Bye and bye comes the Great Awakening,
and we find that this life is really a great dream....
Then we are embraced in obliterating Unity.
There is perfect adaptation to whatever may happen
- and so we complete our allotted span.
Chuang Tzu, ch. 11
We tend to misunderstand the nature, and exaggerate the importance, of 'time' and 'space'.(©HKU Press, 1965)
There are no such 'things' (they do not exist in their own right): these come into apparent existence, i.e. they 'function' only as a mechanism whereby events, extended spatially and sequentially, may become cognisable. They accompany events and render their development realisable. In themselves they have no existence whatever.

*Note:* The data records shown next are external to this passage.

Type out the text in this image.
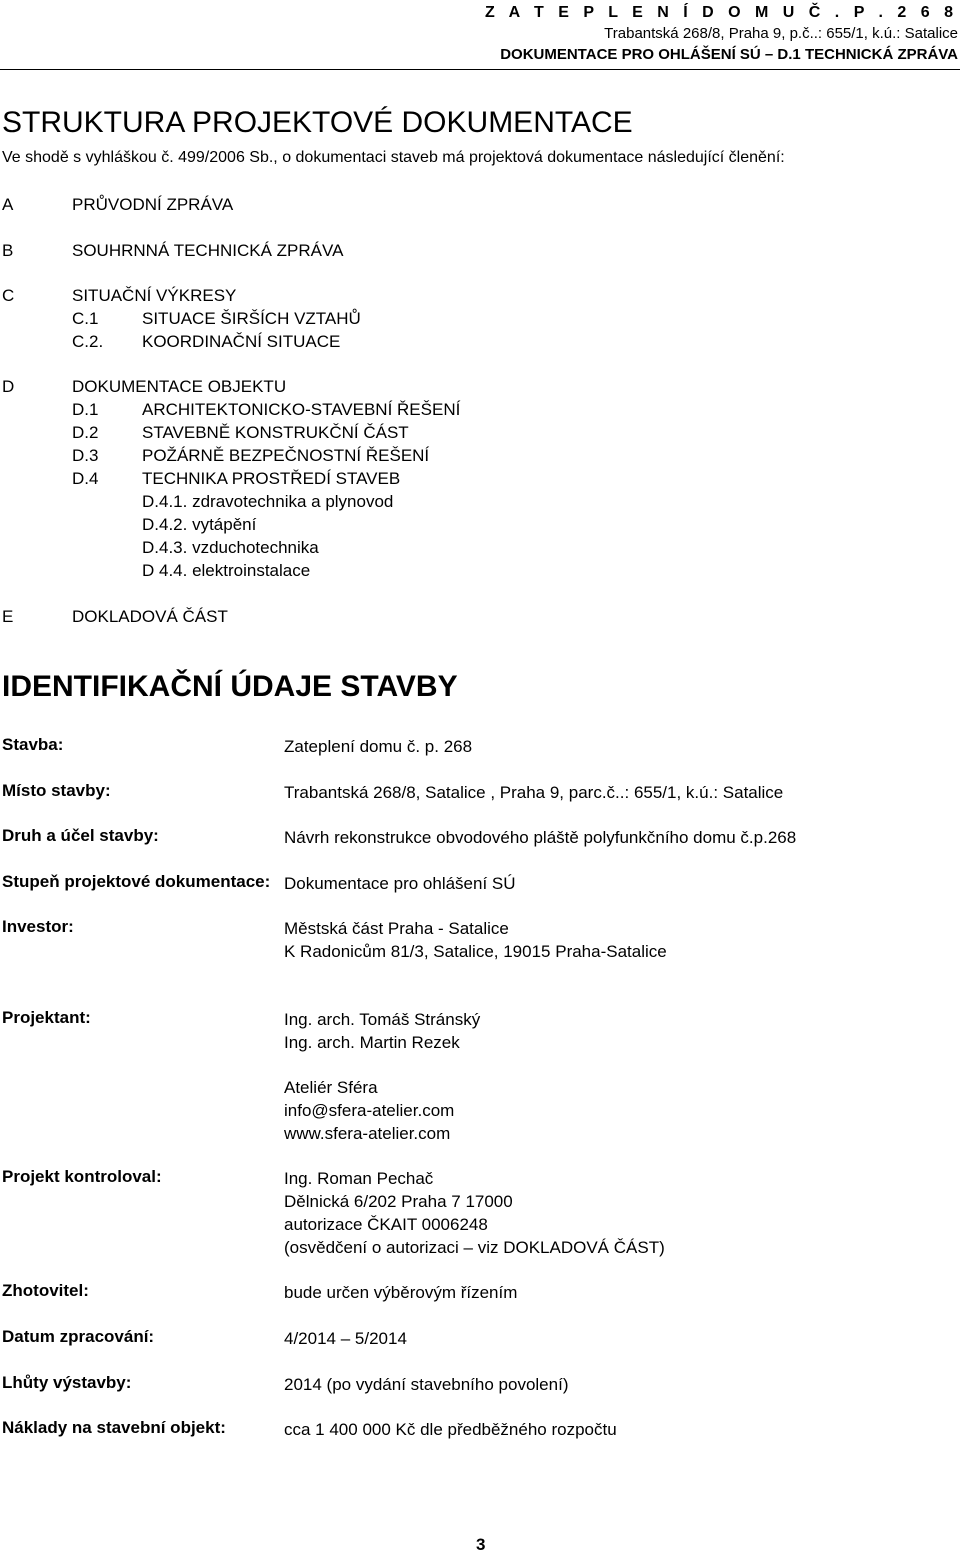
Z A T E P L E N Í D O M U Č . P . 2 6 8
Trabantská 268/8, Praha 9, p.č..: 655/1, k.ú.: Satalice
DOKUMENTACE PRO OHLÁŠENÍ SÚ – D.1 TECHNICKÁ ZPRÁVA
STRUKTURA PROJEKTOVÉ DOKUMENTACE
Ve shodě s vyhláškou č. 499/2006 Sb., o dokumentaci staveb má projektová dokumentace následující členění:
A	PRŮVODNÍ ZPRÁVA
B	SOUHRNNÁ TECHNICKÁ ZPRÁVA
C	SITUAČNÍ VÝKRESY
C.1	SITUACE ŠIRŠÍCH VZTAHŮ
C.2. KOORDINAČNÍ SITUACE
D	DOKUMENTACE OBJEKTU
D.1	ARCHITEKTONICKO-STAVEBNÍ ŘEŠENÍ
D.2	STAVEBNĚ KONSTRUKČNÍ ČÁST
D.3	POŽÁRNĚ BEZPEČNOSTNÍ ŘEŠENÍ
D.4	TECHNIKA PROSTŘEDÍ STAVEB
D.4.1. zdravotechnika a plynovod
D.4.2. vytápění
D.4.3. vzduchotechnika
D 4.4. elektroinstalace
E	DOKLADOVÁ ČÁST
IDENTIFIKAČNÍ ÚDAJE STAVBY
Stavba:	Zateplení domu č. p. 268
Místo stavby:	Trabantská 268/8, Satalice , Praha 9, parc.č..: 655/1, k.ú.: Satalice
Druh a účel stavby:	Návrh rekonstrukce obvodového pláště polyfunkčního domu č.p.268
Stupeň projektové dokumentace: Dokumentace pro ohlášení SÚ
Investor:	Městská část Praha - Satalice
K Radonicům 81/3, Satalice, 19015 Praha-Satalice
Projektant:	Ing. arch. Tomáš Stránský
Ing. arch. Martin Rezek
Ateliér Sféra
info@sfera-atelier.com
www.sfera-atelier.com
Projekt kontroloval:	Ing. Roman Pechač
Dělnická 6/202 Praha 7 17000
autorizace ČKAIT 0006248
(osvědčení o autorizaci – viz DOKLADOVÁ ČÁST)
Zhotovitel:	bude určen výběrovým řízením
Datum zpracování:	4/2014 – 5/2014
Lhůty výstavby:	2014 (po vydání stavebního povolení)
Náklady na stavební objekt:	cca 1 400 000 Kč dle předběžného rozpočtu
3
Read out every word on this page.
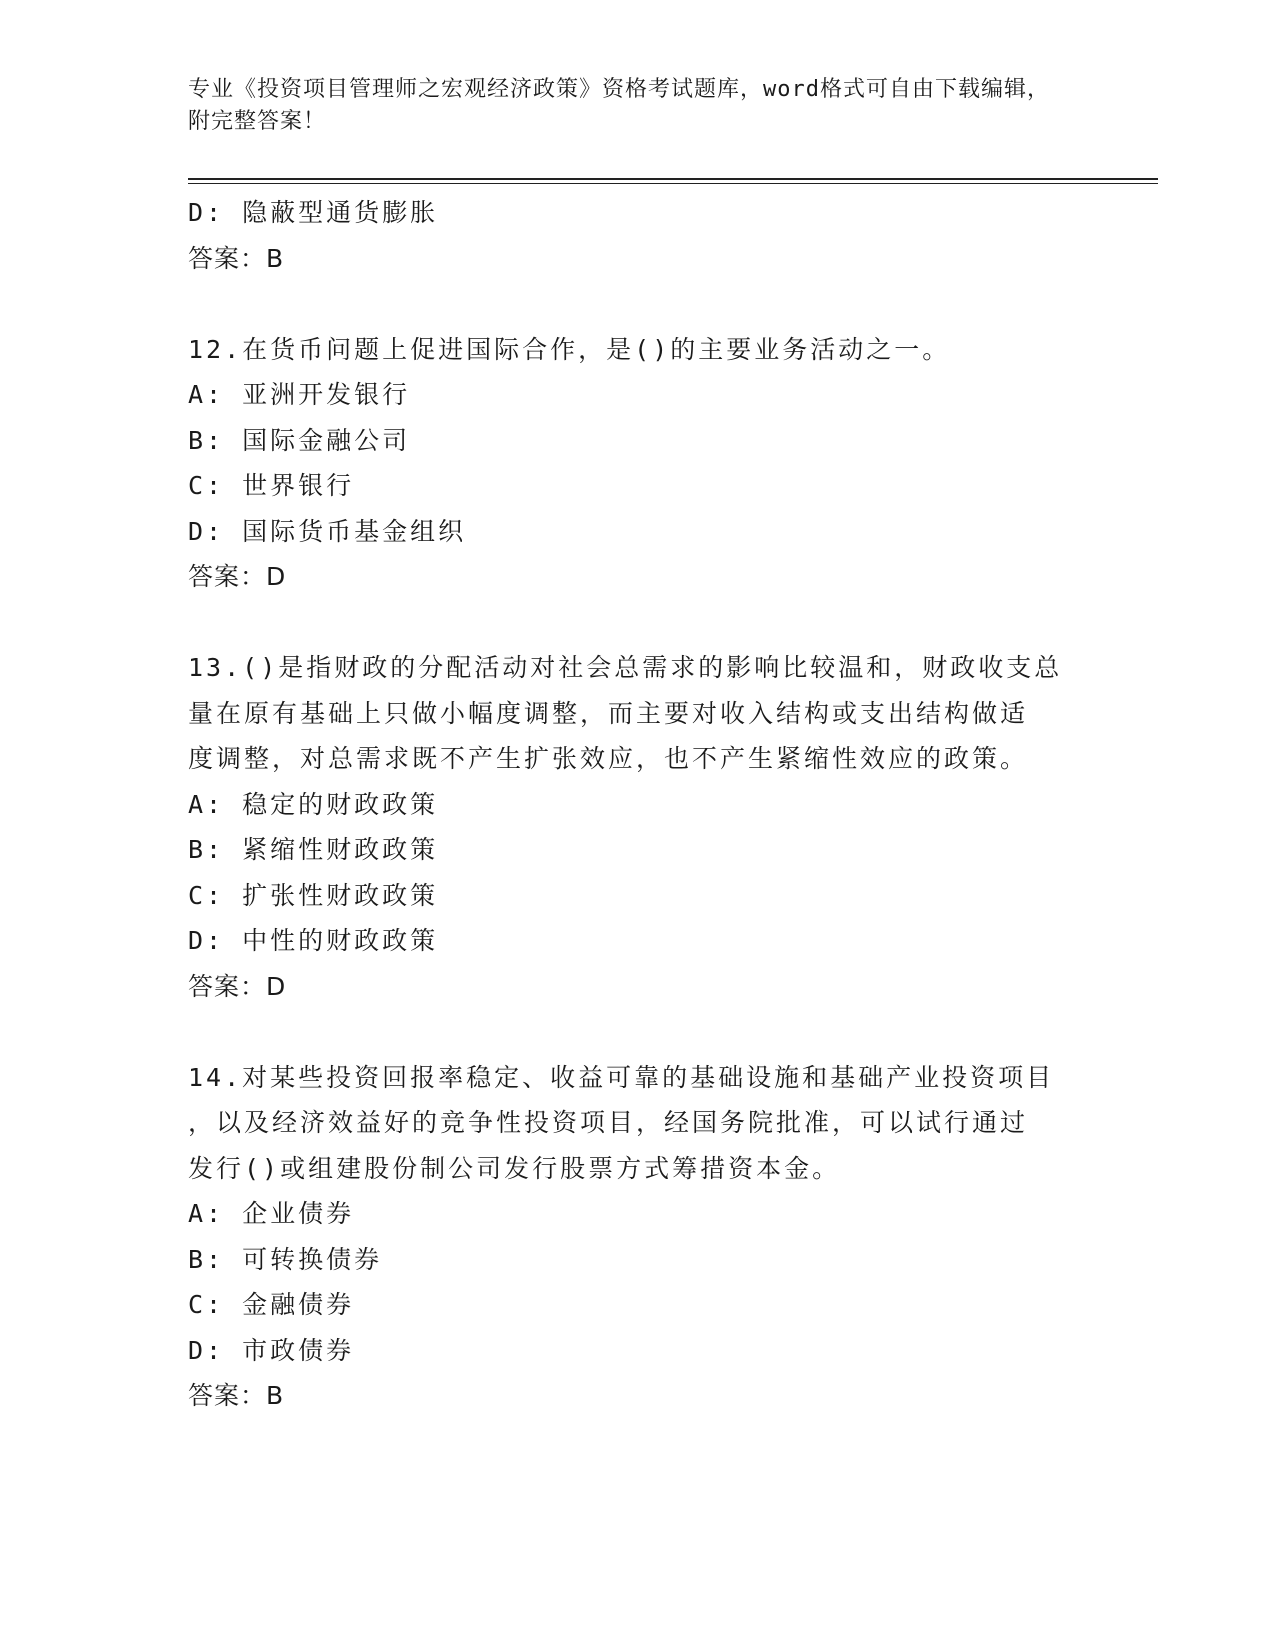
专业《投资项目管理师之宏观经济政策》资格考试题库，word格式可自由下载编辑，附完整答案！
D: 隐蔽型通货膨胀
答案：B
12.在货币问题上促进国际合作，是()的主要业务活动之一。
A: 亚洲开发银行
B: 国际金融公司
C: 世界银行
D: 国际货币基金组织
答案：D
13.()是指财政的分配活动对社会总需求的影响比较温和，财政收支总
量在原有基础上只做小幅度调整，而主要对收入结构或支出结构做适
度调整，对总需求既不产生扩张效应，也不产生紧缩性效应的政策。
A: 稳定的财政政策
B: 紧缩性财政政策
C: 扩张性财政政策
D: 中性的财政政策
答案：D
14.对某些投资回报率稳定、收益可靠的基础设施和基础产业投资项目
，以及经济效益好的竞争性投资项目，经国务院批准，可以试行通过
发行()或组建股份制公司发行股票方式筹措资本金。
A: 企业债券
B: 可转换债券
C: 金融债券
D: 市政债券
答案：B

They are appearances, and their apparent existence is deduced from the events they accompany and render perceptible. They are hypothetical, like the 'ether', symbols, like algebra, psychic inferences to aid in the cognisance of the universe we objectify, and they neither pre-exist, nor survive apart from, the events they accompany, but are utilised in function of each such event as it occurs.
Where there is no event there is no need of 'time' or of 'space' - and in their absence we are no longer in bondage - for there is no one to believe that he is bound.

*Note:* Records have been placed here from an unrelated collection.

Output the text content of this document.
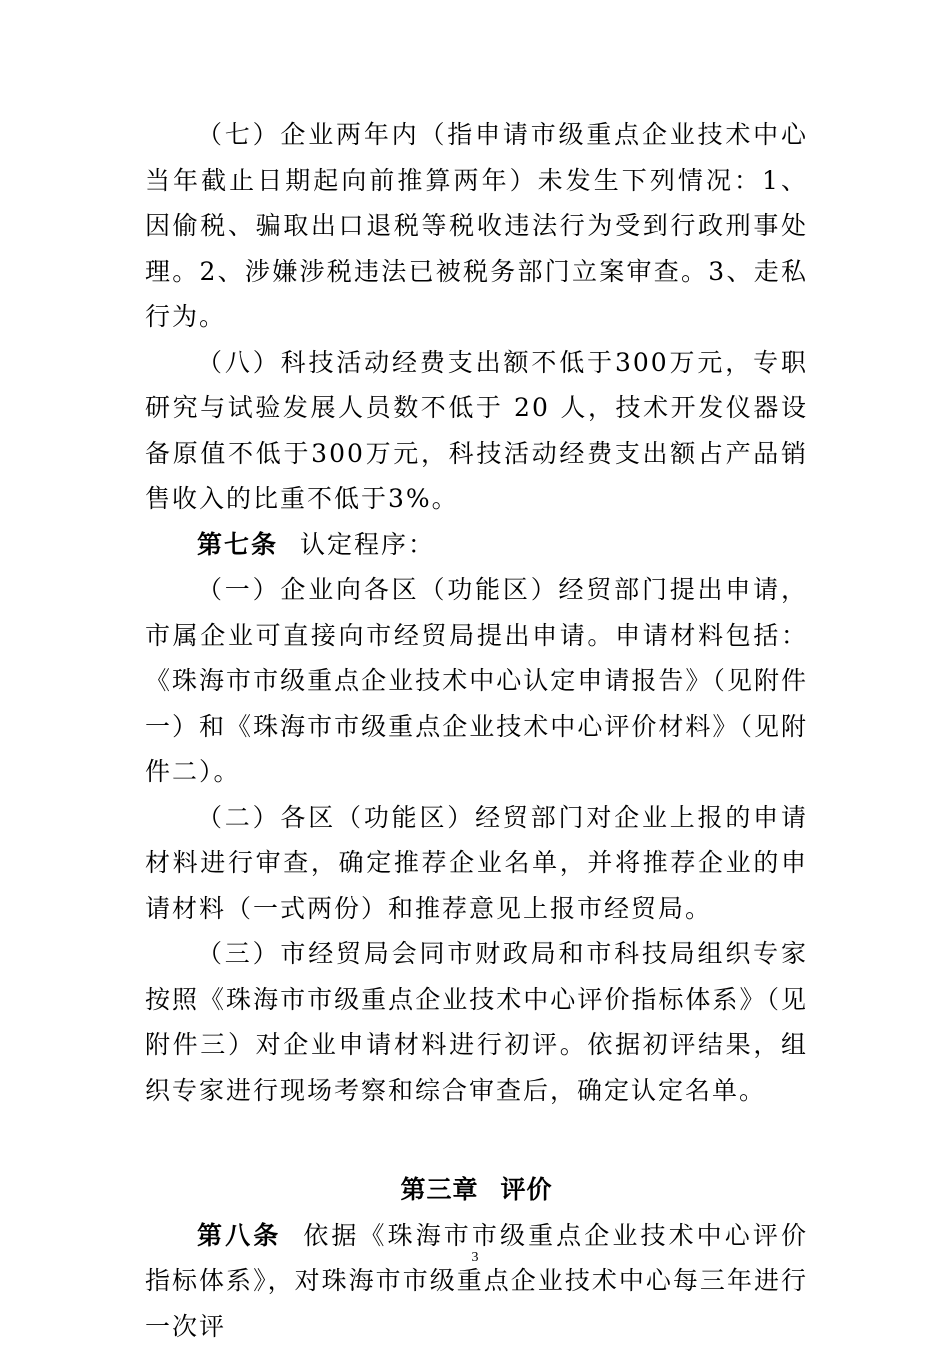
（七）企业两年内（指申请市级重点企业技术中心当年截止日期起向前推算两年）未发生下列情况：1、因偷税、骗取出口退税等税收违法行为受到行政刑事处理。2、涉嫌涉税违法已被税务部门立案审查。3、走私行为。

（八）科技活动经费支出额不低于300万元，专职研究与试验发展人员数不低于 20 人，技术开发仪器设备原值不低于300万元，科技活动经费支出额占产品销售收入的比重不低于3%。

第七条 认定程序：

（一）企业向各区（功能区）经贸部门提出申请，市属企业可直接向市经贸局提出申请。申请材料包括：《珠海市市级重点企业技术中心认定申请报告》（见附件一）和《珠海市市级重点企业技术中心评价材料》（见附件二）。

（二）各区（功能区）经贸部门对企业上报的申请材料进行审查，确定推荐企业名单，并将推荐企业的申请材料（一式两份）和推荐意见上报市经贸局。

（三）市经贸局会同市财政局和市科技局组织专家按照《珠海市市级重点企业技术中心评价指标体系》（见附件三）对企业申请材料进行初评。依据初评结果，组织专家进行现场考察和综合审查后，确定认定名单。

第三章 评价

第八条 依据《珠海市市级重点企业技术中心评价指标体系》，对珠海市市级重点企业技术中心每三年进行一次评

3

Time is only an inference, devised in an effort to explain growth, development, extension and change, which constitute a further direction of measurement beyond the three that we know and at right-angles to volume; and 'past', 'present' and 'future' are inferences derived from this temporal interpretation of the further dimension in which extension appears to occur. All forms of temporality, therefore, are conceptual and imagined.

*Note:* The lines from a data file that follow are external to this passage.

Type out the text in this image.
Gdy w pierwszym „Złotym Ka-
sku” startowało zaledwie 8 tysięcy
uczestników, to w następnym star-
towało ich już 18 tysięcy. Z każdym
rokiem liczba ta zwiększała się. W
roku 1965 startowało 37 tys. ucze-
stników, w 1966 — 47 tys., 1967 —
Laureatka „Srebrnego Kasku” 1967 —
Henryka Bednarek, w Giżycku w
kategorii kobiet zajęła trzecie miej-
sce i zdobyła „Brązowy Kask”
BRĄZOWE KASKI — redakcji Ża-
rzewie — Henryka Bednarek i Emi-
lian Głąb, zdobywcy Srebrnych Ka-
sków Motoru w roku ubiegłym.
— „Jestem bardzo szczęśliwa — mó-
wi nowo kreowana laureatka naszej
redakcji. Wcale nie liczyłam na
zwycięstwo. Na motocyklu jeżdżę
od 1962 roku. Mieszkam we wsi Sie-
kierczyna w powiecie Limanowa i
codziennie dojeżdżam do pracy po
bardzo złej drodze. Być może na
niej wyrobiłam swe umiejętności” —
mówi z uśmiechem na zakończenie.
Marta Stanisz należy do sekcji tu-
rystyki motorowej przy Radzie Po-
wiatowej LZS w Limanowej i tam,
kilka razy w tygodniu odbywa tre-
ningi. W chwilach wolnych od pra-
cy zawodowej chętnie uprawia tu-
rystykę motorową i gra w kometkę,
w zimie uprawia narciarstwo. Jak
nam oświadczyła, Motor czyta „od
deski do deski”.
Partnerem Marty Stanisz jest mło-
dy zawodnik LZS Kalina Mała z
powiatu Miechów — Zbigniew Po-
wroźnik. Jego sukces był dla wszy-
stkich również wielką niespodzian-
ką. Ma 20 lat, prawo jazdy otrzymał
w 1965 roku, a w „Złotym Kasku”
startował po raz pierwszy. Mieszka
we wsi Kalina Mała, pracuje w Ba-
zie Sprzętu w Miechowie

Thus prophecy or precognition is perception from a further direction of measurement, beyond that of time, a fourth right-angle, wherefrom - as in the case of each superior dimension - the inferior ones are perceived as a whole, so that the 'effects' of 'causes' are as evident in what we call the future as they are in what we call the past.
The event only occurs in the mind of the perceiver of it, singular or plural as the case may be, and no event could be anything but a memory when we know it. No event is anything but a psychic experience. Events, or memories of events, are objectivisations in consciousness.